- Born: 21 April 1955 (age 71)
- Known for: Lisa Frank Incorporated
- Spouse: James Green ​ ​(m. 1994; div. 2005)​
- Children: 2

= Lisa Frank =

American artist and businesswoman (born 1955)

Lisa Frank (born 21 April 1955) is an American artist and businesswoman, the founder of Lisa Frank Incorporated, headquartered in Tucson, Arizona. She is known for producing whimsical, colorful commercial design for school supplies and other products that are primarily marketed to children and young adolescents. Her designs were popular in the 1980s and 1990s and experienced a resurgence in popularity in the 2010s and 2020s.
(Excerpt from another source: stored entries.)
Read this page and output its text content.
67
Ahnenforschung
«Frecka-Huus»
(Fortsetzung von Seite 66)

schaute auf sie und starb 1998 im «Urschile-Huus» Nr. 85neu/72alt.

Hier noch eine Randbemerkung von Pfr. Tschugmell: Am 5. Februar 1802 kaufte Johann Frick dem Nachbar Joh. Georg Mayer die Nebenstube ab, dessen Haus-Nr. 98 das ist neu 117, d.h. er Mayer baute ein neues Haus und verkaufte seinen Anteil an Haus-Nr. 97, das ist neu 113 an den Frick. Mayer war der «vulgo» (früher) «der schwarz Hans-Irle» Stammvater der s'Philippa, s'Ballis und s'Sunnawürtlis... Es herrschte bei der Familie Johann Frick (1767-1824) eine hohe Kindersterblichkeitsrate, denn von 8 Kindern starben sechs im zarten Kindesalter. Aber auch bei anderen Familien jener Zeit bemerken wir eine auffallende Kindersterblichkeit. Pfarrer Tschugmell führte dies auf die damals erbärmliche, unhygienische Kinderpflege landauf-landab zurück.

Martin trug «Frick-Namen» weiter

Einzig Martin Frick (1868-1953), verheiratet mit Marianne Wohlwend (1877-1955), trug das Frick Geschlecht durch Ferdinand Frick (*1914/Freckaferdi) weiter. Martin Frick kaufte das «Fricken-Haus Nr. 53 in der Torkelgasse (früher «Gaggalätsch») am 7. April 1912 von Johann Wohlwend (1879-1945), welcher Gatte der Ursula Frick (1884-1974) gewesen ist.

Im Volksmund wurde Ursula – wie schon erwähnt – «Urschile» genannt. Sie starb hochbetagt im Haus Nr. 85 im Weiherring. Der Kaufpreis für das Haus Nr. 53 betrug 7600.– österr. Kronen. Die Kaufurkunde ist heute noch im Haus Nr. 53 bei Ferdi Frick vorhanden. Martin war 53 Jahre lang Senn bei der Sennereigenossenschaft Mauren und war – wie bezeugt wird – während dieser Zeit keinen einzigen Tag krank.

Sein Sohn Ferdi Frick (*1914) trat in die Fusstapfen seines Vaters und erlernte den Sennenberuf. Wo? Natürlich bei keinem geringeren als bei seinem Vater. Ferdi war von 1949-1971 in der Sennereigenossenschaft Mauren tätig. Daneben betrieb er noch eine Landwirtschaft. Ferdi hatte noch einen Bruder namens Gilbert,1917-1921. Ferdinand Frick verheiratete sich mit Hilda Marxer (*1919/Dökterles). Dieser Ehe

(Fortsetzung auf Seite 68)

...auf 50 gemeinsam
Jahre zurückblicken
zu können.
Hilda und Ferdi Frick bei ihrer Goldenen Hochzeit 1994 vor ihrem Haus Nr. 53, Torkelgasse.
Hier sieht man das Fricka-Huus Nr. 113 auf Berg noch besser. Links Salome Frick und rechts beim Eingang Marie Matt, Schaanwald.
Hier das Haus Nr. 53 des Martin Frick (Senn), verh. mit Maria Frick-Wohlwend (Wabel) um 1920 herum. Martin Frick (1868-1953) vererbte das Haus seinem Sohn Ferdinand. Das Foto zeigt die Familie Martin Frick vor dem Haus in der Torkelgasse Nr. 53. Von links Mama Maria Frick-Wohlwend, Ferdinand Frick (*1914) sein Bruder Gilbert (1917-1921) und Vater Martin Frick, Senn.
==Early life and education==
Frank's father was an art collector and introduced her to the work of such Pop Art artists as Peter Max. Frank is a 1972 graduate of the Cranbrook Kingswood School, a preparatory school in Bloomfield Hills, Michigan. She attended the University of Arizona.

==Lisa Frank Incorporated==

After moving from the Detroit, Michigan, area to Tucson, Arizona, in the 1970s to study art at the University of Arizona, she founded the children's jewelry company Sticky Fingers, operating at first from a guest house in Frank's back yard, which became Lisa Frank Inc. circa 1980 when she was 24. She continued to lead it as of 2019. As of 2021 Frank's son, Forrest Green, was the company's director of business development and partnerships.

== Designs ==
Frank's artwork features rainbow and neon colors and stylized depictions of animals, including dolphins, pandas, and unicorns. In the 1980s and 1990s, her designs were used on school-supply products such as lunchboxes and Trapper Keepers and for other products such as toys and stickers. Her designs were popular among elementary and middle school–aged girls. In 2011, they were used for a colorful line of clothing.

Frank's designs experienced a resurgence of popularity in the late 2010s and early 2020s during a wave of nostalgia for the '80s and '90s.

===Collaborations===
In the late 2010s and early 2020s, during a wave of nostalgia for the '80s and '90s, Frank's designs experienced a resurgence in popularity and several collaborations were developed featuring her artwork. Frank partnered with Reebok to release two versions of limited-release Reebok Classic Leathers shoes in 2017 featuring her designs. In 2017, Frank was partnering with producer Jon Shestack to develop a movie inspired by her work. In 2019, she designed the logo for John Mayer's Instagram television series, Current Mood. In 2023 she collaborated with Crocs on a line of platform clogs and with Evite on a line of digital invitations.

==Personal life==
Frank is "notoriously private". In a 2012 interview video with Urban Outfitters, the company agreed to obscure her face.

In 1994, Frank married James A. Green, who from 1990 to October 2005 was president and chief executive officer of Lisa Frank Incorporated. They had sons born in 1995 and 1999. Frank filed for divorce in September 2005. That same month, she sued to remove Green from the company, and he resigned the following month. The court agreed to assign control of the company to Lisa Frank.